It is so interesting how the study of the past can be so relatable to today’s current issues, including sustainability, warfare, and more. By studying the different ways that past cultures and societies have been set up, we can see what worked for them and what mistakes they may have made. That way, we can try to correct those mistakes and improve upon our own societies in the modern world. One aspect of our studies and readings this week that I thought was particularly interesting was looking at warfare through archaeology. By understanding conflict and war in the past, we can better understand what happened (what started the conflict) so that we can have an improved knowledge of how to deal with conflict today. It is very fascinating that almost all warfare and conflict is based off of disputes over territory in one way or another.
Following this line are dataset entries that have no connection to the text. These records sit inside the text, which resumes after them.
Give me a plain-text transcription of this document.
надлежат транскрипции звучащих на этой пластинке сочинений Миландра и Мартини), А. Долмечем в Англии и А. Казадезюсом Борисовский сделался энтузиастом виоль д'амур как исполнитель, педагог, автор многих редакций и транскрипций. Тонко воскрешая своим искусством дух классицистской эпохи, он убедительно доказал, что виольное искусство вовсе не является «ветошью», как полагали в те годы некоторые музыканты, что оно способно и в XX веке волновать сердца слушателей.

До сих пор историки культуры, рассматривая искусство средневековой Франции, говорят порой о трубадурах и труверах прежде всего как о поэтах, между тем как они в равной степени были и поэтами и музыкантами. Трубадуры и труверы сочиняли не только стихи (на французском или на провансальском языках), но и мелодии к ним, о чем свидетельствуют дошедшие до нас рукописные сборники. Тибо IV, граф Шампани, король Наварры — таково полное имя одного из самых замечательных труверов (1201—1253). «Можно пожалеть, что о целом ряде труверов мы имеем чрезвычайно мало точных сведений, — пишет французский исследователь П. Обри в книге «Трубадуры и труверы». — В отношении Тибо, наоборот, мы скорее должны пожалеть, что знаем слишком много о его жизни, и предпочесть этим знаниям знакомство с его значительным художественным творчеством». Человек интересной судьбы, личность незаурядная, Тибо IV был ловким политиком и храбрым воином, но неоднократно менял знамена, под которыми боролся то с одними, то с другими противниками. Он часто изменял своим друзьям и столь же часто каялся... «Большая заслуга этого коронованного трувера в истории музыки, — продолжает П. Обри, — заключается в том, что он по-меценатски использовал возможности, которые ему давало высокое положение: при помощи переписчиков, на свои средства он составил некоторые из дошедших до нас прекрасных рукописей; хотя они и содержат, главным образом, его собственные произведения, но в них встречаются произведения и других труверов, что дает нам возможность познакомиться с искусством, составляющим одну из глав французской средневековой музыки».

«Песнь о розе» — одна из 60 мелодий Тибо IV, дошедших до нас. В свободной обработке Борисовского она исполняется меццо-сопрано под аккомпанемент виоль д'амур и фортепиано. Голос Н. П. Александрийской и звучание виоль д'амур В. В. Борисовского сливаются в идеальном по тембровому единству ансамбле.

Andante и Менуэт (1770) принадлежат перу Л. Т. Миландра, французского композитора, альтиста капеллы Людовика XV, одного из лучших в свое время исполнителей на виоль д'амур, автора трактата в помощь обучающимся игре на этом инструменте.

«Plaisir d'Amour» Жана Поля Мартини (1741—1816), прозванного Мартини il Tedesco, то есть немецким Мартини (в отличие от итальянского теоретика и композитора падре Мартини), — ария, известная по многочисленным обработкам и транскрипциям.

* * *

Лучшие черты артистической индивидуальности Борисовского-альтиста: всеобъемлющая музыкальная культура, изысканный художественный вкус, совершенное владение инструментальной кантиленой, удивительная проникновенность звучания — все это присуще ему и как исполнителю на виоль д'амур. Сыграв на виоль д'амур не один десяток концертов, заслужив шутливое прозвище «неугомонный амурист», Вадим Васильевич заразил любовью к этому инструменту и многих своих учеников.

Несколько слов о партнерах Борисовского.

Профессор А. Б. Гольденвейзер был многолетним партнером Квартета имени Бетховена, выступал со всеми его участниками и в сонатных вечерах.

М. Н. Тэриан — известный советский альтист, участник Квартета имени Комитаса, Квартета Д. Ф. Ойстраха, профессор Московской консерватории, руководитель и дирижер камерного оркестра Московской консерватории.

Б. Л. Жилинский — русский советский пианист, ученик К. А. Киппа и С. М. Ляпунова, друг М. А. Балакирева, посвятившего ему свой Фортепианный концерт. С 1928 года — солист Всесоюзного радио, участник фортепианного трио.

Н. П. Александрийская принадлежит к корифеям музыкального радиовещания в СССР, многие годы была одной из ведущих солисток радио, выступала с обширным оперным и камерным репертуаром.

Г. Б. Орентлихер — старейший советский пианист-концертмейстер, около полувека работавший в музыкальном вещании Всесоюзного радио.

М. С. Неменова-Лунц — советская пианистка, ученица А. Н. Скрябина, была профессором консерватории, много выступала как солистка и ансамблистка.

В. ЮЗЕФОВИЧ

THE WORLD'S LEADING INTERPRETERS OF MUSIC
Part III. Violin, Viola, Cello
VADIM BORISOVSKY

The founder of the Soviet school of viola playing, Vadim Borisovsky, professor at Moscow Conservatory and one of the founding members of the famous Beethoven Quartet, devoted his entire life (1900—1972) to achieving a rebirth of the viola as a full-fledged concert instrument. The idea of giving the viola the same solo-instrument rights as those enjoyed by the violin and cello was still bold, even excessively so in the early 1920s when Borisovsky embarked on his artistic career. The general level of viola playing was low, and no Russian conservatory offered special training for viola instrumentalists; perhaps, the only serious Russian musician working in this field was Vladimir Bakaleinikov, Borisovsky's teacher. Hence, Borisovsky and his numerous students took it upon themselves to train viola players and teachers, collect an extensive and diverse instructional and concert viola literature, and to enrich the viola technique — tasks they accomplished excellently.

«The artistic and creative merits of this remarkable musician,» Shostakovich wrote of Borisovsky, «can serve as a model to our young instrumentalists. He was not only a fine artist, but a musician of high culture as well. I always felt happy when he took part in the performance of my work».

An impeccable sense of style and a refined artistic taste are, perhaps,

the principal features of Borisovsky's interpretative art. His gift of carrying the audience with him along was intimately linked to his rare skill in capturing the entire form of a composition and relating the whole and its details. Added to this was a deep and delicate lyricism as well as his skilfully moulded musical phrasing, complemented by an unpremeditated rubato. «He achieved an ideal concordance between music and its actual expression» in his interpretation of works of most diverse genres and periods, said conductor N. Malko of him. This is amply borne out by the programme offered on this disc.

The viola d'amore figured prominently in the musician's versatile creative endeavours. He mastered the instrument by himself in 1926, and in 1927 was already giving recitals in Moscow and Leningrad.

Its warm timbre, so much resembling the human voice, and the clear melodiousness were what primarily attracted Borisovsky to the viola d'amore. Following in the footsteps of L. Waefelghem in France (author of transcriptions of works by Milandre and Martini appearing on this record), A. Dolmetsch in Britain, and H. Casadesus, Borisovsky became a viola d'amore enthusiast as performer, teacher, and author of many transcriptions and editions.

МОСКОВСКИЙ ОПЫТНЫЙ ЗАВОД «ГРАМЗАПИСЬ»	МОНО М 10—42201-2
This is not a new concept, people have been involved in wars for hundreds of years, it is only the nature of wars that has changed.
An example of this idea of archaeology in warfare is seen in a conflict between Muslims and Hindus over the ownership of the 16th century Babri Mosque in Ayodhya, Uttar Pradesh. This mosque was said by some Hindu groups to have been built (in 1528) by Muslims on a place where a Hindu temple used to have stood that marked the birthplace of the mythical king, Rama. The temple was closed for a while after it was rededicated as a place of Hindu worship, right after Indian independence from Britain. Then in 1986, a judge ordered that it be open, as a place of Hindu worship.
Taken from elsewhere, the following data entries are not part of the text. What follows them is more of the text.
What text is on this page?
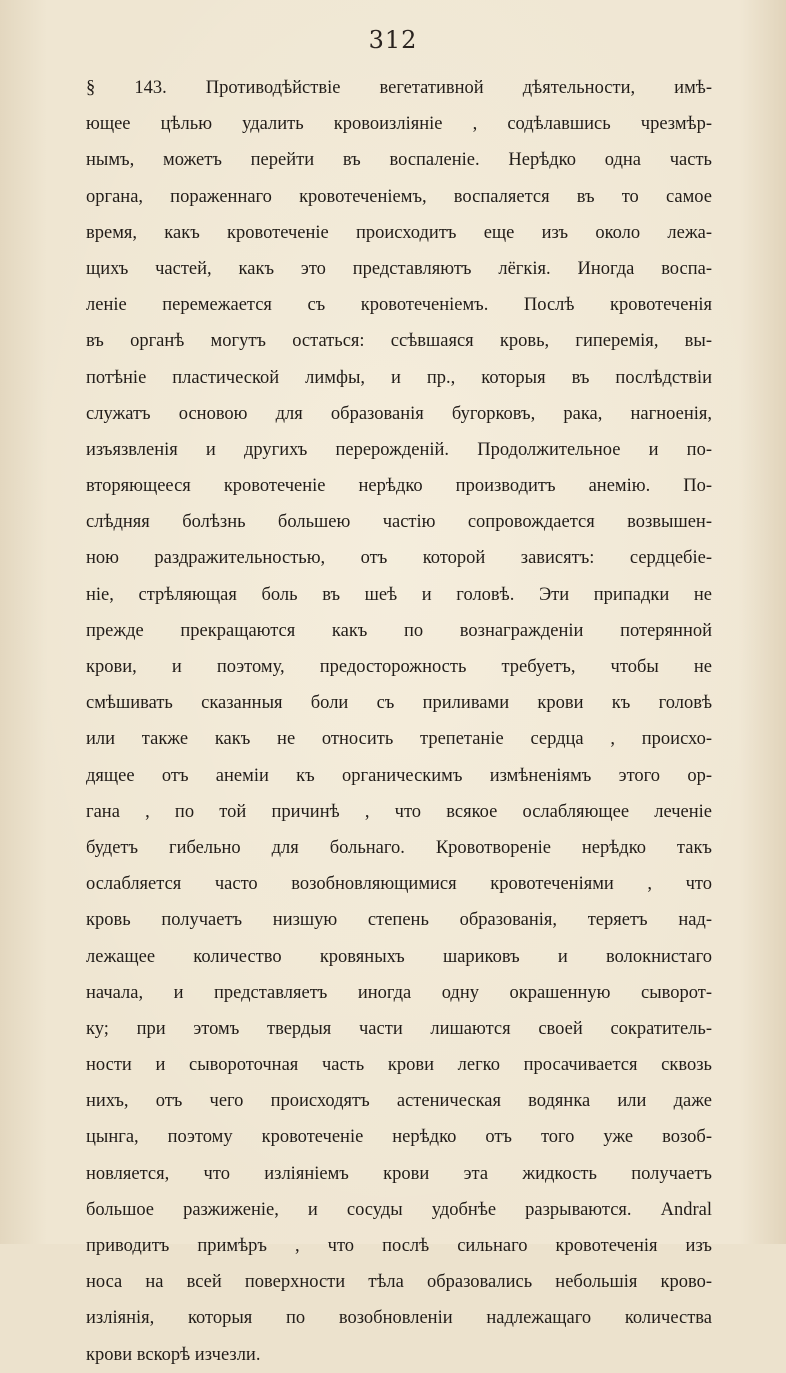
312
§ 143. Противодѣйствіе вегетативной дѣятельности, имѣ-
ющее цѣлью удалить кровоизліяніе , содѣлавшись чрезмѣр-
нымъ, можетъ перейти въ воспаленіе. Нерѣдко одна часть
органа, пораженнаго кровотеченіемъ, воспаляется въ то самое
время, какъ кровотеченіе происходитъ еще изъ около лежа-
щихъ частей, какъ это представляютъ лёгкія. Иногда воспа-
леніе перемежается съ кровотеченіемъ. Послѣ кровотеченія
въ органѣ могутъ остаться: ссѣвшаяся кровь, гиперемія, вы-
потѣніе пластической лимфы, и пр., которыя въ послѣдствіи
служатъ основою для образованія бугорковъ, рака, нагноенія,
изъязвленія и другихъ перерожденій. Продолжительное и по-
вторяющееся кровотеченіе нерѣдко производитъ анемію. По-
слѣдняя болѣзнь большею частію сопровождается возвышен-
ною раздражительностью, отъ которой зависятъ: сердцебіе-
ніе, стрѣляющая боль въ шеѣ и головѣ. Эти припадки не
прежде прекращаются какъ по вознагражденіи потерянной
крови, и поэтому, предосторожность требуетъ, чтобы не
смѣшивать сказанныя боли съ приливами крови къ головѣ
или также какъ не относить трепетаніе сердца , происхо-
дящее отъ анеміи къ органическимъ измѣненіямъ этого ор-
гана , по той причинѣ , что всякое ослабляющее леченіе
будетъ гибельно для больнаго. Кровотвореніе нерѣдко такъ
ослабляется часто возобновляющимися кровотеченіями , что
кровь получаетъ низшую степень образованія, теряетъ над-
лежащее количество кровяныхъ шариковъ и волокнистаго
начала, и представляетъ иногда одну окрашенную сыворот-
ку; при этомъ твердыя части лишаются своей сократитель-
ности и сывороточная часть крови легко просачивается сквозь
нихъ, отъ чего происходятъ астеническая водянка или даже
цынга, поэтому кровотеченіе нерѣдко отъ того уже возоб-
новляется, что изліяніемъ крови эта жидкость получаетъ
большое разжиженіе, и сосуды удобнѣе разрываются. Andral
приводитъ примѣръ , что послѣ сильнаго кровотеченія изъ
носа на всей поверхности тѣла образовались небольшія крово-
изліянія, которыя по возобновленіи надлежащаго количества
крови вскорѣ изчезли.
This was greeted with resentment and anger by Muslims, who believed that this building truly belonged to them. Soon, protests and conflicts occurred. In 1990, the national government tried to have negotiations that would try to determine whether or not this building belonged to Hindus or Muslims. These negotiations, however, were not successful. In 1992, Hindu militants destroyed the mosque.
Archaeology was used in this case to try to analyze the stratigraphy in order to see whether or not it was inherently a Hindu temple or not. Interpretations of this archaeological data, however, have varied widely. It is difficult to try and analyze stratigraphy of a site because of the fact that it usually does not consist of a distinct transition from one time period to another. Everything seems to mesh together and it becomes difficult to interpret. It is also, in general, dangerous to be an archaeologist who has something to prove. That could create a certain dishonesty of the true results. The archaeologist must always be open to all results and must not have a bias.
In cases like Ayodhya, cultural conflict certainly complicated excavation and analysis of the site. In other cases, though, intercultural conflict can actually support archaeological research, as in the case of the U.S. invasion of Iraq. Just after the U.S. invasion of Iraq, a team of American archaeologists excavated a 1988 mass grave in Iraq’s southern Muthanna province. In her 2009 article “Witness to Genocide,” Heather Pringle examines the 2005 excavations of this mass grave, a secret burial of Iraqi Kurds killed during Operation Anfal. Working fast to avoid drawing the attention of insurgents, archaeologists catalogued the 114 individuals buried in the mass grave. The victims were almost exclusively women and children; of the 114 victims, only 30 were adults and only 2 were men. The mass graves show clear intentionality and were likely dug in advance. Personal effects of the victims confirmed their Kurdish identity, since “more than 80 percent of the victims wore at least one article of traditional Kurdish clothing or possessed Kurdish jewelry, cosmetic kits, or sachets.” The archaeological findings of these excavations later became key evidence during the trials of Iraqi war criminals; in the end, Saddam Hussein and five other defendants, including Ali Hassan al-Majid al-Tikriti, better known as “Chemical Ali,” were charged with genocide and crimes against humanity for their involvement in Operation Anfal. It is important to note that the United States government had its own motivations for investigating this massacre, namely to drum up support for the Iraq War, and the role that politics can play in shaping archaeological research.
Pringle, Heather. “Features: Witness to Genocide.” Archaeology 62.1 (January/February 2009).